Im Inhalt des Gedichts geht es um ein verliebtes Paar, das sich unter einer Linde verspricht zu heiraten. Doch der Mann muss sieben Jahre wandern, woraufhin die Frau ihm gesteht, dass sie in seiner Abwesenheit einen anderen heiraten wird. Nach sieben Jahren kehrt der Mann zurück, findet die Frau alleine unter der Linde und schenkt ihr einen Ring. Aber er gesteht, dass er schon von ihrer Hochzeit mit jemand anderem weiß und verspricht, dass sie im nächsten Jahr sein soll. Sie beklagt den Verrat des Mannes, auf den er antwortet, dass er sofort weggegangen wäre, hätte sie einen Eid gebrochen.

Inhaltlich wird hier eine tragische, unerwiderte Liebe gezeigt. Der Hauptprotagonist, das lyrische Ich, wird durch das Wandern und die lange Abwesenheit zur tragischen Figur, die unerfüllte Liebe und Verlust durchmacht.

Formal besteht das Gedicht aus 36 Versen, die auf zwei Strophen verteilt sind. Busch verwendet einfache Sprache, die die Geschichte zugänglich macht und das Geschehen sehr bildhaft erzählt. Generell reicht die Sprache von zarten, liebevollen Ausdrücken bis hin zu direkter, roher Ehrlichkeit.

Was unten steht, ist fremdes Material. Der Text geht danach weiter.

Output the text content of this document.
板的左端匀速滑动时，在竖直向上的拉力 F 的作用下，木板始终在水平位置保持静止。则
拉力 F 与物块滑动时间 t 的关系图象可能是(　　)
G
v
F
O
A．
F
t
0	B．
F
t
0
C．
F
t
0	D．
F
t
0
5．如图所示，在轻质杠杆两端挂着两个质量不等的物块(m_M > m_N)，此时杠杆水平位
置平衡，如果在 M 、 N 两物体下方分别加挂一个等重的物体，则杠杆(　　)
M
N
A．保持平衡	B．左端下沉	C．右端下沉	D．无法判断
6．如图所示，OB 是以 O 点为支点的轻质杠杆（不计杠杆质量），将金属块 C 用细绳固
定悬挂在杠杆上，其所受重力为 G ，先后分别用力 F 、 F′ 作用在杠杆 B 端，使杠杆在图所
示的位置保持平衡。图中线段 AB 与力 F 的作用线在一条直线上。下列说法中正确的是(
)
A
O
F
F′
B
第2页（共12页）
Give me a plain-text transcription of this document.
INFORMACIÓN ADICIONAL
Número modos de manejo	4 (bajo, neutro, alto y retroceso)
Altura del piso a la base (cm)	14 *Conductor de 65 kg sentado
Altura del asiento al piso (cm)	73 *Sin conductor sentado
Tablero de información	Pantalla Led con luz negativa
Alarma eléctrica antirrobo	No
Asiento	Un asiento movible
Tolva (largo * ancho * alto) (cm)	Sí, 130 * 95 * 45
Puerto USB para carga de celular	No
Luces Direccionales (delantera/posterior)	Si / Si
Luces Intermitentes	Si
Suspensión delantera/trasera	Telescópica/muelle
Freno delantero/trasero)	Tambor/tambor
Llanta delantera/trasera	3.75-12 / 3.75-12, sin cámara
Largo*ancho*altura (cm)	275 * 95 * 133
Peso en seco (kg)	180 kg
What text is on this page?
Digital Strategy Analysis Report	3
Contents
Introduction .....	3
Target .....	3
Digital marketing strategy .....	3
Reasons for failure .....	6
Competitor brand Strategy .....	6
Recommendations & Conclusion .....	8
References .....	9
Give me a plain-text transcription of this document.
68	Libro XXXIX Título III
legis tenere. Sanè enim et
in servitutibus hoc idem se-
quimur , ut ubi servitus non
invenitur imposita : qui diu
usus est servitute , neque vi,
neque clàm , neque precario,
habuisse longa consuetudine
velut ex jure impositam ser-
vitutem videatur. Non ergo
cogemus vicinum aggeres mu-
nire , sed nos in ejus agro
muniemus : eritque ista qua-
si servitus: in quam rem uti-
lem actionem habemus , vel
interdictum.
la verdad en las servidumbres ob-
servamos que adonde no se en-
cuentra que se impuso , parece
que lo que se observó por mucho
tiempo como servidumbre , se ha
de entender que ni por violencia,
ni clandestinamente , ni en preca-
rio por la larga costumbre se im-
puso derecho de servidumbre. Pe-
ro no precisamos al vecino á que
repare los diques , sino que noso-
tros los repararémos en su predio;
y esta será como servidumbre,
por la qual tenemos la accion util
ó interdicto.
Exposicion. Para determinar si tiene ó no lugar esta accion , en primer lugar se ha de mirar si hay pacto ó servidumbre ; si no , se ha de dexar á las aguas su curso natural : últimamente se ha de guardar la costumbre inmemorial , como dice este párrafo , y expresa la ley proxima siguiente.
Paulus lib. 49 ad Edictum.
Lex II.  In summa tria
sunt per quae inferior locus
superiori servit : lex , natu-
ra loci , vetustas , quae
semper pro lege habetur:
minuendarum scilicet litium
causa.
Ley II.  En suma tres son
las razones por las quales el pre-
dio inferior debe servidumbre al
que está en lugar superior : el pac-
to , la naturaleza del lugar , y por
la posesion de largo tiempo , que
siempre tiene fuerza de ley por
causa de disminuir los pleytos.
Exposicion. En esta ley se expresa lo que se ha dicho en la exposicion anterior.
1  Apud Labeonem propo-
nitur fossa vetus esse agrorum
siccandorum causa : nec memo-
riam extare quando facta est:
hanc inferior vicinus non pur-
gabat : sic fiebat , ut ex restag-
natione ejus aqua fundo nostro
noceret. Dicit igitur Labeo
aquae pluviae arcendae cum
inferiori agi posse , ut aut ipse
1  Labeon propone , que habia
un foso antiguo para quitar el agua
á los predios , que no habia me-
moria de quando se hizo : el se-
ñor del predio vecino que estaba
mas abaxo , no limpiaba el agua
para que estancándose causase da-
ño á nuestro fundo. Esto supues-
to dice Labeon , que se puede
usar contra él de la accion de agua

Zusammengenommen erzählt das Gedicht „Es steht eine Linde im tiefen Thal“ von Wilhelm Busch die Geschichte einer unerfüllten Liebe auf eine sehr emotionale und eindringliche Weise. Es zeigt auf tragische Weise das ganze Ausmaß menschlicher Gefühle und das Desaster unerwiderter Liebe auf. Die einfache Sprache und die bildhafte Erzählweise machen die Geschichte leicht zugänglich und emotional greifbar.

Weitere Informationen

Wilhelm Busch ist der Autor des Gedichtes „Es steht eine Linde im tiefen Thal“. Busch wurde im Jahr 1832 in Wiedensahl geboren. Die Entstehungszeit des Gedichtes liegt zwischen den Jahren 1848 und 1908. Der Erscheinungsort ist München. Das Gedicht lässt sich anhand der Entstehungszeit des Gedichtes bzw. von den Lebensdaten des Autors her den Epochen Biedermeier, Junges Deutschland & Vormärz, Realismus, Naturalismus oder Moderne zuordnen. Die Richtigkeit der Epochen sollte vor Verwendung geprüft werden. Die Zuordnung der Epochen ist ausschließlich auf zeitlicher Ebene geschehen. Da es keine starren zeitlichen Grenzen bei der Epochenbestimmung gibt, können hierbei Fehler entstehen. Das Gedicht besteht aus 36 Versen mit insgesamt 2 Strophen und umfasst dabei 215 Worte. Wilhelm Busch ist auch der Autor für Gedichte wie „Ach, ich fühl es! Keine Tugend“, „Ach, wie geht’s dem Heilgen Vater“ und „Als Christus der Herr in Garten ging“. Zum Autor des Gedichtes „Es steht eine Linde im tiefen Thal“ liegen auf unserem Portal abi-pur.de weitere 208 Gedichte vor.